Oleg Gabyshev depicts Rodin as a very lithe fellow, younger than his actual forty-something years, devoted to women and sculpture. He is all passion and despair, work and sex. All the dancers are athletes of the highest order, able to contort into the trickiest of positions whether on the floor or high in the air. Lyubov Andreyeva manages to portray Camille’s strong personality that forces its way into the male-dominated world of Parisian fine art, as well as her collapse into mental illness. Pre-recorded music from Ravel, Saint-Saëns and Massenet accompanies the dancing, chosen, presumably as it dates from a similar period and is music that Rodin and Claudel could have heard.

Ballet and sculpture both utilise the human body, but in very different ways. In the best scenes of the ballet Eifman has managed to merge the two ingeniously. Normally sculptors manipulate clay to imitate human flesh. Here Rodin manipulates human flesh to imitate clay. Five dancers crouch on a large sculptor’s wheel. Gabyshev pushes and pulls at the bodies, raising an arm here, a head there. The appearance of a sculptor creating works remarkably well, thanks to the precision of movement by the ensemble. By the end of the scene, out of malleable human flesh he has created an approximation of Rodin’s Burghers of Calais. Later the dancers utilise a free-standing frame to recreate a sense of Rodin’s huge project The Gates of Hell, a difficult 3D choreography test that is passed with aplomb.

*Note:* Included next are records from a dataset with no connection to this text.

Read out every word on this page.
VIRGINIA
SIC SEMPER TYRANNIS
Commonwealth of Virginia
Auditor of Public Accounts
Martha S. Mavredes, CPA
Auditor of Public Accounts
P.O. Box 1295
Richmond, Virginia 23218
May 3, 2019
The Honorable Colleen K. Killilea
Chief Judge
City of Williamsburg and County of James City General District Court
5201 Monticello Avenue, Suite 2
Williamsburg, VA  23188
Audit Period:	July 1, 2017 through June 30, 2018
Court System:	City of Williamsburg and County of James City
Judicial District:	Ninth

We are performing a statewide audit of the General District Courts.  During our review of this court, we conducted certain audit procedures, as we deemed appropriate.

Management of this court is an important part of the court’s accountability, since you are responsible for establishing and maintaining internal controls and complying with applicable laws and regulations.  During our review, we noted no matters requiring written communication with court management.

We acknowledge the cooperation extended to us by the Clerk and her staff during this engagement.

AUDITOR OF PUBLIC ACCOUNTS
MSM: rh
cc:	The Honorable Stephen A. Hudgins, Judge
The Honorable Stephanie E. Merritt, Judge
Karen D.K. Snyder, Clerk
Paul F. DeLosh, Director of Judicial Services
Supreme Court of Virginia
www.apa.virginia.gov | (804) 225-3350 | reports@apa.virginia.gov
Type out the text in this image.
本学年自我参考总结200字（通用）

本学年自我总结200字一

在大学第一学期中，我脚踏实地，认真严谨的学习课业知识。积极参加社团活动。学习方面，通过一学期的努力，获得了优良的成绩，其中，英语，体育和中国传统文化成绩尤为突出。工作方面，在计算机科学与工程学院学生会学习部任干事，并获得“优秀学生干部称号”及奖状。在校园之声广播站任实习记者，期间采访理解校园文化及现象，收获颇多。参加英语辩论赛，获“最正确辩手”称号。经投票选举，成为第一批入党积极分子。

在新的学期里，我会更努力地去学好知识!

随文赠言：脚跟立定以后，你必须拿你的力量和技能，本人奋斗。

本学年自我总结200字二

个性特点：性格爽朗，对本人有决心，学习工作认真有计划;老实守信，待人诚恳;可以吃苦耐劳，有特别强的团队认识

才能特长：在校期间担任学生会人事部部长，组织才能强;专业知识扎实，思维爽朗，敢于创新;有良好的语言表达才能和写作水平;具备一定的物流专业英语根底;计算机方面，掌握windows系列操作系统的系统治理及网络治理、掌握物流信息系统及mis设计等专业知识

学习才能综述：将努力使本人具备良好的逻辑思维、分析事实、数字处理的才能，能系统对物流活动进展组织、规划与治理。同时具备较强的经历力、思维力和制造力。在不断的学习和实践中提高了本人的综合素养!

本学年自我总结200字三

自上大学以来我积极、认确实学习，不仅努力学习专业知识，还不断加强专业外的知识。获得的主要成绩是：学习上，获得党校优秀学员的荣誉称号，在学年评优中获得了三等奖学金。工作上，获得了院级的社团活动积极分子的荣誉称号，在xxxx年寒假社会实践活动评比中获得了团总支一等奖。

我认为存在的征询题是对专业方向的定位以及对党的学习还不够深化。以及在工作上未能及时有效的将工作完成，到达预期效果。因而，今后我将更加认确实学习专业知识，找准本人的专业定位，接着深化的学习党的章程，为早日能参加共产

Whilst Rodin is shown creating out of huge chunks of clay, Camille spends much time working with a very small maquette that emphasises the difference in their status. Later though Camille gets to work with marble and another impressive transformative scene shows her creating her Clotho sculpture. As she works at the wheel the youngest of the three Fates appears from a block of marble, the dancer portraying the inanimate rise of the object from the marble and its subsequent destruction remarkably.

The ballet has to deal in plot lines with broad strokes. Camille’s madness is seen as a given, whereas in reality there is doubt about whether she was actually insane. Her doctors tried to get her family to accept her back from the asylum. Eifman does not question Camille’s suffering or wonder to what extent Camille was co-author of Rodin’s best pieces. Instead he has taken the bones of the story and used it for his own investigation into genius and insanity. This is hard to do and results in many contorted and deliberately uncomfortable positions as he tries to convey struggle and the mysteries of creation through dance and gesture.

There are parallels with the relationship between Joe Orton and Kenneth Halliwell which is also being examined in London at the moment in Orton. Like the playwright Rodin gets the critical attention and fortune. Like Halliwell, Camille feels unappreciated and hidden. Their talents are subsumed into that of the acknowledged master. Like Orton, the piece is named after the more famous of the pair, whilst focusing as much on the life of their partner.

Few are the opportunities to mention ballet and cricket in the same article. I’ve tried to hold it back, but it is proving impossible, so here goes. Eifman divides people like Twenty20 cricket. It’s an ideal analogy, though I admit a little niche. His work is popular. Or is it populist? His ballets are exciting, or are they too one-note?Traditionalists might not like it, but he is finding a new audience for ballet with his new forms of ballet-theatre. Rodin doesn’t have a deep storyline and the dancing mental patients are difficult to watch, but it includes some clever moments that are unique and nicely worked.

Are the sculptures that Rodin produced worth the suffering of Camille Claudel? The Musee Rodin would have to say they were. For the rest of us it’s not so clear.